Although the Sun also rotates around its axis, which is difficult to track, but it

  • - does not revolve around another star, like a planet;
  • - Hydrogen and helium, gases predominate in the composition of stars. In the Sun, slightly more than 73% is hydrogen, almost 25% helium, the remaining 2% are other gases and some metals.

Everything shows that the Sun is a star.

How long will the sun exist?

Since everything in the Universe dies and is born again, the logical question is when the Sun will go out, if it goes out, of course? Or, conversely, can it explode?
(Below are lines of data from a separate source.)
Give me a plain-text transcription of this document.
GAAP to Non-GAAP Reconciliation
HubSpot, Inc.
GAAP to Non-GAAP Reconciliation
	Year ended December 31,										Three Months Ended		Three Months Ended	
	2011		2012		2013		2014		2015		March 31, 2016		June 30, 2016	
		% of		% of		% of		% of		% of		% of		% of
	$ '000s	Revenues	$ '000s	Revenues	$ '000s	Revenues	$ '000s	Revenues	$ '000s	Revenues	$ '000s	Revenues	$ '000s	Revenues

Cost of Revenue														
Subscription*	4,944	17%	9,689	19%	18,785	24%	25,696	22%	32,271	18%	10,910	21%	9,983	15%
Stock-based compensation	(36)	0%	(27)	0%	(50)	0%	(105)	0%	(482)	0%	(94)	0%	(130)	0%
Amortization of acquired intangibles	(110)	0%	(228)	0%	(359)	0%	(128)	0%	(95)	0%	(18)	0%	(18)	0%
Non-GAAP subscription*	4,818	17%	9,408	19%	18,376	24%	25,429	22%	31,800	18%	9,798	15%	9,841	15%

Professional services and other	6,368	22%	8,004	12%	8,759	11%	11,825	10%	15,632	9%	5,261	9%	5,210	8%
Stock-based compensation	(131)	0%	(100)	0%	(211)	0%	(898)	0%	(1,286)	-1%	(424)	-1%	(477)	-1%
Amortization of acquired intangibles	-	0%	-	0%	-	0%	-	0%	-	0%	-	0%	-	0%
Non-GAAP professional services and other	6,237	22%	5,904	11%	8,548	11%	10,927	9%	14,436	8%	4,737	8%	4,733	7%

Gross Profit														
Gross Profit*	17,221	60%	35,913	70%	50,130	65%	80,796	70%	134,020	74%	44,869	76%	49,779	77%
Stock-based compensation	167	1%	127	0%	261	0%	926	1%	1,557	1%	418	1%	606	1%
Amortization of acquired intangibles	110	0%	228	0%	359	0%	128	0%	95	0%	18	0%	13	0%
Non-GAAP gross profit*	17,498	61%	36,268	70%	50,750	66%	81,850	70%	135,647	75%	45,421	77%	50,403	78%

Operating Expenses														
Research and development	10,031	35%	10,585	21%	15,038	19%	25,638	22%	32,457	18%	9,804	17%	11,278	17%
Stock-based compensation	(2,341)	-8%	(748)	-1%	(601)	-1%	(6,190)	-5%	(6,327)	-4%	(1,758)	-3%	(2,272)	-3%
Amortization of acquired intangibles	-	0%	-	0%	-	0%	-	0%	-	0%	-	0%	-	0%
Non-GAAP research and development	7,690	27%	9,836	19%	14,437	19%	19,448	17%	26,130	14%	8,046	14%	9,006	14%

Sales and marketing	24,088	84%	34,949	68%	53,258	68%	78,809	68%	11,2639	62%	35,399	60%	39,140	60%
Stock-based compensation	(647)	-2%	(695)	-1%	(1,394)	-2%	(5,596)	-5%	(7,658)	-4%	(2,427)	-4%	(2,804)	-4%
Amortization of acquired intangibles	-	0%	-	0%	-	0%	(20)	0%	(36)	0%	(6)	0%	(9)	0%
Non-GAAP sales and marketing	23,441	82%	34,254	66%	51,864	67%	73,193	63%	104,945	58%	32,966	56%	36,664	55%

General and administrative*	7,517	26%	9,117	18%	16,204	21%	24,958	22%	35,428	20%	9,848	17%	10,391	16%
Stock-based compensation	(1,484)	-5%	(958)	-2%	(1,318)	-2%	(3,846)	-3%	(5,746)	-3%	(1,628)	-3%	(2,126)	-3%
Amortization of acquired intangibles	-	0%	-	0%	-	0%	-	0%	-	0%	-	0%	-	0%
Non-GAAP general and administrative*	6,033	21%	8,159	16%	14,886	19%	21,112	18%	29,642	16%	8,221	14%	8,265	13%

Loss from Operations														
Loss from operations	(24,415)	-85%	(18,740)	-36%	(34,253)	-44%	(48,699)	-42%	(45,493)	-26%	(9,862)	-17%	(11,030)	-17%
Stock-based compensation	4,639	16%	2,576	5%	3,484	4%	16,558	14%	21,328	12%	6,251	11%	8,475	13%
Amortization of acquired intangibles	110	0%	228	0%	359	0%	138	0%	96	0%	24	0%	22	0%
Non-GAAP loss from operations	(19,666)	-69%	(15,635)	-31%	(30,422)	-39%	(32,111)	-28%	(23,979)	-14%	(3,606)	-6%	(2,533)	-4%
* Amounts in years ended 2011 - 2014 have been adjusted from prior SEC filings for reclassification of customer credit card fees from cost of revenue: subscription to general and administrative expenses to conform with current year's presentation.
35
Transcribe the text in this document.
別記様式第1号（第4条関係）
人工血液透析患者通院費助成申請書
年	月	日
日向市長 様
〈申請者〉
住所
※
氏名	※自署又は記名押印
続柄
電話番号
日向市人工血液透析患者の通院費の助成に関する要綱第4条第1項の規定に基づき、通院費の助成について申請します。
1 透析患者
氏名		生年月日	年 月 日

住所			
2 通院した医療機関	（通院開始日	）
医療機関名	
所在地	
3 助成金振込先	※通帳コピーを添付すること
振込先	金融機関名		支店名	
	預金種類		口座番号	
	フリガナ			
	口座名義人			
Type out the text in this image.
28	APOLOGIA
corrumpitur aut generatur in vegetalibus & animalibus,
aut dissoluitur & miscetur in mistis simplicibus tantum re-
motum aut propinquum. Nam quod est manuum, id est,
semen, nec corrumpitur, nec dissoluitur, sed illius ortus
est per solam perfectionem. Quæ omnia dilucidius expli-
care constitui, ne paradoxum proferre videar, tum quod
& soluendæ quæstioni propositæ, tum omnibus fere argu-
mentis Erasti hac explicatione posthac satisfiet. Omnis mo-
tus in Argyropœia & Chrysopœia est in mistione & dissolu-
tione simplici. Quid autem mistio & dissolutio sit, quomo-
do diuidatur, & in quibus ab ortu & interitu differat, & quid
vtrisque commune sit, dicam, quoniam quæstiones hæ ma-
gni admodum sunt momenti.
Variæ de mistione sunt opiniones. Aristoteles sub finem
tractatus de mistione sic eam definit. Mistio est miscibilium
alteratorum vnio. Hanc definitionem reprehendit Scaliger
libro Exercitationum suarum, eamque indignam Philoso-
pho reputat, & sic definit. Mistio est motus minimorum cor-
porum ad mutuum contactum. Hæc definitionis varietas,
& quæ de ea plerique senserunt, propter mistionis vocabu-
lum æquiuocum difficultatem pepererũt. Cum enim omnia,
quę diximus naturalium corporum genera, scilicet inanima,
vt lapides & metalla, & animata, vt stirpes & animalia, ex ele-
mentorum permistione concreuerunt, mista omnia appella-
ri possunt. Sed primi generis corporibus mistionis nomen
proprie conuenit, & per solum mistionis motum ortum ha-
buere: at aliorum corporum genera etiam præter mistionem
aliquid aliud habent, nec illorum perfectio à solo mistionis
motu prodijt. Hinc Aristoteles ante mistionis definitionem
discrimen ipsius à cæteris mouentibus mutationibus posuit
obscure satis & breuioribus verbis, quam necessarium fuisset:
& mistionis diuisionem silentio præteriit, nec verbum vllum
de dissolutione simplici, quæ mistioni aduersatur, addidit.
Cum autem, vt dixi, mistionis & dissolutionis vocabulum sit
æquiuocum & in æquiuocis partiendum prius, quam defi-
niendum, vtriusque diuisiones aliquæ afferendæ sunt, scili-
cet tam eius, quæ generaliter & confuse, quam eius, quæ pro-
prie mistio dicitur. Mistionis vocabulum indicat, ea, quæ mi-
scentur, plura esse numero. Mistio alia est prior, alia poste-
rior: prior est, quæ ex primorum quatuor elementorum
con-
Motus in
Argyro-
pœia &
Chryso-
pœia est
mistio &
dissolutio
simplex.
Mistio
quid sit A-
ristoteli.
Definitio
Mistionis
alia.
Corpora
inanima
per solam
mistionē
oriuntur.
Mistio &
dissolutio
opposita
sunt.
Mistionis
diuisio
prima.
At one time they said that the Sun's fuel reserves would be enough for another 5-6 billion years, and then it would begin to turn into a giant red star. Because of this, millions of hot gas will evaporate into the solar system and move the Earth away from the Sun. This, it seems, should not lead to disaster. But other calculations give only 1 billion years. Who is right and who is not, time will tell, but humanity is unlikely to fix the truth.

What happens if the Sun goes out? During the first week, the temperature will drop below 17 degrees Celsius. In a year it will be minus 40 on the earth. Photosynthesis will stop. There will be no foundations for the survival of mankind. Within a million years, the temperature stabilizes at minus 160 degrees. Some microorganisms will be able to survive, a person will not.

Regarding the explosion of the Sun, this can happen only after 6 thousand years. Over the past 11 years, the temperature of the solar core has doubled. If the trend continues, the Sun will explode before the eventual extinction.

Do I need to worry that the Sun will someday go out or explode? Not worth it. Firstly, we will not live to see this, and, secondly, everything is born sometime, goes through its life path, and then passes away or dies.

For humans, the life cycle of one person is within a hundred years, while for stars, the cycle takes billions of years.

What stage of the life cycle is the Sun in? The photo below shows the life cycle of a star in general.

Since our Sun is a star, this cycle must also go through this cycle. Our Sun is currently in its yellow dwarf stage. The next stage is either a nebula or a red giant, and then a supernova and beyond. What exactly will be the scenario for our Sun, only time will tell. And that's not for us...

At the moment, we can only study the Universe, admiring its greatness.